Warum Narula die harten Fragen später klären will

Der zweite Strang ihres Beitrags betrifft die Coins, die nicht migriert werden. Narula macht ausdrücklich auf die Differenz zwischen individueller und systemischer Sicherheit aufmerksam. Ein einzelner Nutzer kann seine Bestände absichern; ob Bitcoin als monetäres System robust bleibt, hängt aber auch davon ab, wie viele andere das ebenfalls tun. Sie nennt diese unbekannte Restmenge unsicherer Coins X. Ihre Spannbreite ist bewusst grob: X sei sicher größer als null und kleiner als 100 Prozent. Als Orientierungsmarken schreibt sie, bei nur 0,0001 Prozent unsicherer Coins werde Bitcoin „wahrscheinlich in Ordnung“ sein, bei 20 Prozent könne es „ziemlich chaotisch“ werden, auch wenn selbst dann ein Überlebenspfad nicht völlig ausgeschlossen sei.
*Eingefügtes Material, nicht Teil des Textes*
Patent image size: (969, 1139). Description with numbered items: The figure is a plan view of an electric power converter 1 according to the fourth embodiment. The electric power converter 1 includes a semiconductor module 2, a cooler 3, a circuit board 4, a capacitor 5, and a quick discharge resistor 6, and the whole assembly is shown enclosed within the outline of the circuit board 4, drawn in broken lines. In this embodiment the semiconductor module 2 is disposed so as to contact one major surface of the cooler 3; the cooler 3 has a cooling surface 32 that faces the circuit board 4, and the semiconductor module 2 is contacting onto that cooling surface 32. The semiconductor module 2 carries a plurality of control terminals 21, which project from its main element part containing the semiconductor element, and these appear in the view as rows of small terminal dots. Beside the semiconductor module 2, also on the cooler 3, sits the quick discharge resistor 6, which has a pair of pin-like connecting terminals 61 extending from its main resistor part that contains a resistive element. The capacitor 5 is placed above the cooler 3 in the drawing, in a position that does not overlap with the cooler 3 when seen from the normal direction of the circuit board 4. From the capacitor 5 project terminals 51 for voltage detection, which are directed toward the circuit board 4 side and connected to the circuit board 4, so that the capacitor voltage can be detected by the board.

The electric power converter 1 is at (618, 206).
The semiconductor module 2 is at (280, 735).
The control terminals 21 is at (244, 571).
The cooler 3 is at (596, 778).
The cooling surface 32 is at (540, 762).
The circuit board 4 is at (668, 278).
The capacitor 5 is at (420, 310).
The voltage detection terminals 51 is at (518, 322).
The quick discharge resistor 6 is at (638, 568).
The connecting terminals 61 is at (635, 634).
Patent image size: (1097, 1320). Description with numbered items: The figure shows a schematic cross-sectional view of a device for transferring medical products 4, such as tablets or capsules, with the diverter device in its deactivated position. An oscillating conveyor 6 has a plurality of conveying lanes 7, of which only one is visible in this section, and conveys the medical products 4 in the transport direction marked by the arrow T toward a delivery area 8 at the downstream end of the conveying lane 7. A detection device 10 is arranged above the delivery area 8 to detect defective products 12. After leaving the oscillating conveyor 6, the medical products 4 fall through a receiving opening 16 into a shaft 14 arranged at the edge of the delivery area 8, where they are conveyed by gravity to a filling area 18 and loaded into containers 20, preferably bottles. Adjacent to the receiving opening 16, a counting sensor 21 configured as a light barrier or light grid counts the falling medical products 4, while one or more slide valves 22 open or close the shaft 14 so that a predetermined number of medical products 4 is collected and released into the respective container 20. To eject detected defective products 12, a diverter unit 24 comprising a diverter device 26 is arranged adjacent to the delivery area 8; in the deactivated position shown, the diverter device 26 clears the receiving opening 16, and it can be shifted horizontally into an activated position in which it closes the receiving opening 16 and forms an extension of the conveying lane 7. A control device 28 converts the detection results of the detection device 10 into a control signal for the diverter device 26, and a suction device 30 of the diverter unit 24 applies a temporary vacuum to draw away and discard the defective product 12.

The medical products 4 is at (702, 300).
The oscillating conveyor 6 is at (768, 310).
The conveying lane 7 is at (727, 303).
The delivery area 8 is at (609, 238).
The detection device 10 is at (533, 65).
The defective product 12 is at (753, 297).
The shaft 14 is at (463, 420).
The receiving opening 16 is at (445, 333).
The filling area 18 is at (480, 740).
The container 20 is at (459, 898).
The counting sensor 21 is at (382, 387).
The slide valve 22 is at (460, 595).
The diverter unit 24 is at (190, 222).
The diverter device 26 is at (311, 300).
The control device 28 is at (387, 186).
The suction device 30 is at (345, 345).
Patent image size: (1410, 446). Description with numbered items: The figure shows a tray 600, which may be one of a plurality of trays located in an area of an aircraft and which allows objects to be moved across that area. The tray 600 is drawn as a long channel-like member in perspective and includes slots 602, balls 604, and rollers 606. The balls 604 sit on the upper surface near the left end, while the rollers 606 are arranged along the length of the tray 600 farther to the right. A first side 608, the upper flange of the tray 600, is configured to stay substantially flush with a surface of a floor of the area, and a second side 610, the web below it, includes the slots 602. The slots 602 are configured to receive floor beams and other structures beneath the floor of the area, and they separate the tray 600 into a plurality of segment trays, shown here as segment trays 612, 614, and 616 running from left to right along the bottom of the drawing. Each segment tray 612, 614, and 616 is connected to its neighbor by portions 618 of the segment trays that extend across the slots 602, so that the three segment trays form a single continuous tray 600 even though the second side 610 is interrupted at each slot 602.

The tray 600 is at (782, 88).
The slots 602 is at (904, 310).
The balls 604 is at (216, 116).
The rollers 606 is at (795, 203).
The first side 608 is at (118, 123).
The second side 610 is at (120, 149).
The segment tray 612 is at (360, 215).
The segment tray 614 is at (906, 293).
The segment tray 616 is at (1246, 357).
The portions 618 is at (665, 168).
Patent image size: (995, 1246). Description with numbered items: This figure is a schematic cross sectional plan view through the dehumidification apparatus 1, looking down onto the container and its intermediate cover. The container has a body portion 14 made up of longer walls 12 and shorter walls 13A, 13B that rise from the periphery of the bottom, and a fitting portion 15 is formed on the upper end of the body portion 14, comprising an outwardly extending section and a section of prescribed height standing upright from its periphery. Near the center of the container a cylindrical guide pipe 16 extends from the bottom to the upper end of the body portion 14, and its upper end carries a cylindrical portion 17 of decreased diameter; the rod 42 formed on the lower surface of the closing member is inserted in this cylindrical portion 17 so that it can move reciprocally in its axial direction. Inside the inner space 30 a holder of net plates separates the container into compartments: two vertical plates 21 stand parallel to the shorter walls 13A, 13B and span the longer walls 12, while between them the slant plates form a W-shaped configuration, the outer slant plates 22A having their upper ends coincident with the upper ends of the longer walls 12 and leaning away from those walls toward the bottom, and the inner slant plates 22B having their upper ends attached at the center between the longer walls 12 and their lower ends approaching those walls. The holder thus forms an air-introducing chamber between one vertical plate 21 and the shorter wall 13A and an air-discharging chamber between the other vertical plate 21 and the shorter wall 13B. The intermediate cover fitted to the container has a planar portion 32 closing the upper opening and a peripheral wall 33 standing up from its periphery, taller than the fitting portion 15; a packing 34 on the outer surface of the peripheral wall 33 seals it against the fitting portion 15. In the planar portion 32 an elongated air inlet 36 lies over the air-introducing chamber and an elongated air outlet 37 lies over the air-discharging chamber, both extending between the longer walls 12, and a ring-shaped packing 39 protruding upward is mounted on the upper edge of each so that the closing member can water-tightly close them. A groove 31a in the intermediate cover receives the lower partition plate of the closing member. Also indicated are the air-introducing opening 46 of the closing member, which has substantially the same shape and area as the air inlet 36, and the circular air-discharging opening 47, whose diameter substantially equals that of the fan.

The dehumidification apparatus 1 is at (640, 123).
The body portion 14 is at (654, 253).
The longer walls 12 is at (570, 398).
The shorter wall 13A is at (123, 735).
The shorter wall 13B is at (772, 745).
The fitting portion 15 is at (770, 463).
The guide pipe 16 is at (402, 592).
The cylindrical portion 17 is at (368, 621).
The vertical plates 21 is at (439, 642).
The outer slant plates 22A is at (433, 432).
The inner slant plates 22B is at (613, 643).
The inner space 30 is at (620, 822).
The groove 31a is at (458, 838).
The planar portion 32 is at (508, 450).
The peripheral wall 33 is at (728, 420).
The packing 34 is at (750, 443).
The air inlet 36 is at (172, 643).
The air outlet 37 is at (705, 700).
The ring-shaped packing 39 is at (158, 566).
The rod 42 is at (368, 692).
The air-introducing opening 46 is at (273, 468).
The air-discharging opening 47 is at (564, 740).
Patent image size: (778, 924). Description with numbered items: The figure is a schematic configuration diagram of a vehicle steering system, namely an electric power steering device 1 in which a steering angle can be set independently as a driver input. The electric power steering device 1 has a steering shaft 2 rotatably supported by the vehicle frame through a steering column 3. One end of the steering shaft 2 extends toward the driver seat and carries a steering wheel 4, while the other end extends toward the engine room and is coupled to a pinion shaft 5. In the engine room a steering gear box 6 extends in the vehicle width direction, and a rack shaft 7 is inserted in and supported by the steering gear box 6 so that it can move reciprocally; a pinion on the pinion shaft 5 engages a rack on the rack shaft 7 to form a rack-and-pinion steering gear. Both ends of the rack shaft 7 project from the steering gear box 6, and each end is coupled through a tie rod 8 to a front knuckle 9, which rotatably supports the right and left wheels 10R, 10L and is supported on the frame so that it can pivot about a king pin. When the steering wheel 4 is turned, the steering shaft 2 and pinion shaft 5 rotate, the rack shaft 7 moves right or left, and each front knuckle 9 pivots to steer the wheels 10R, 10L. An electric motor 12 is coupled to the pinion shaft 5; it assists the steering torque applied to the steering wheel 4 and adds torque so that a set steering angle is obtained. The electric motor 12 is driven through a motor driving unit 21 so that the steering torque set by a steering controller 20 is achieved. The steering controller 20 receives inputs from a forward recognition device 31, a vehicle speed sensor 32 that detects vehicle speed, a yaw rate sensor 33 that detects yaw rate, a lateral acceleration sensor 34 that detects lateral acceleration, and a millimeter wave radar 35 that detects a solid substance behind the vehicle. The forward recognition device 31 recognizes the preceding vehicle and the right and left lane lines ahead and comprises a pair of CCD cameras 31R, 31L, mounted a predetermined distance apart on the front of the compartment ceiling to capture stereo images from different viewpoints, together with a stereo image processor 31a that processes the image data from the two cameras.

Gerade weil diese Variable offen ist, will Narula die schwierigsten Entscheidungen vertagen. Das gelte insbesondere für Notfallmechanismen nach einem Q-Day, für „Escape-Hatch“-Konstruktionen oder für die Frage, was mit dauerhaft unberührten Beständen geschehen soll. Ihre Formulierung ist bemerkenswert direkt: „Am wichtigsten ist, dass wir jetzt nicht entscheiden müssen, was wir mit Menschen tun, die voraussichtlich überhaupt nicht auftauchen werden, um etwas zu unternehmen (Satoshis Coins), um Fortschritte zu machen.“ Zwar erwartet sie langfristig eine harte Debatte darüber, ob gefährdete Altbestände potenziell gestohlen, eingefroren oder anderweitig behandelt werden müssten. Für den jetzigen Fortschritt sei diese Entscheidung aber nicht notwendig.

Hinzu kommt ein praktisches Argument, das sich durch den gesamten Beitrag zieht: Mit einem aktivierten PQ-sicheren Ausgabetyp ließe sich erstmals reales On-Chain-Verhalten messen. Wer migriert, wäre sichtbar; X würde von einer theoretischen Größe zu einer beobachtbaren Kennzahl. Narula räumt ein, dass es valide Gegenargumente gibt — etwa die Sorge, P2MR sei für Wallets zu fehleranfällig, oder dass die „blaue“ sichere Teilmenge am Ende zu klein ausfallen könnte. Sie hält diese Einwände jedoch nicht für ausreichend, um nichts zu tun. In ihrer zugespitzten Selbstbeschreibung heißt es: „Ja. Ganz genau. Das ist meine Strategie im Leben als notorische Aufschieberin.“ Der ernsthafte Kern dahinter ist weniger Ironie als Priorisierung: erst den sicheren Ausgabetyp schaffen, dann mit besseren Daten und mehr Zeit über das politisch wie spieltheoretisch heikle Restproblem entscheiden.

Narulas Fahrplan verschiebt die Bitcoin-Quantenfrage damit von einem Alles-oder-nichts-Streit auf eine Reihenfolge von Maßnahmen. Erst ein Soft Fork für einen praktikablen, post-quantenfesten Ausgabetyp, dann Koordination bei Wallets, Layer-2-Systemen und Anwendungen, und erst später die Entscheidung über Altlasten, die sich nicht rechtzeitig bewegen. Für Marktteilnehmer und Infrastrukturbetreiber ist das vor allem eine Botschaft über Timing: Wer auf vollständige Gewissheit wartet, könnte wertvolle Vorlaufzeit verlieren.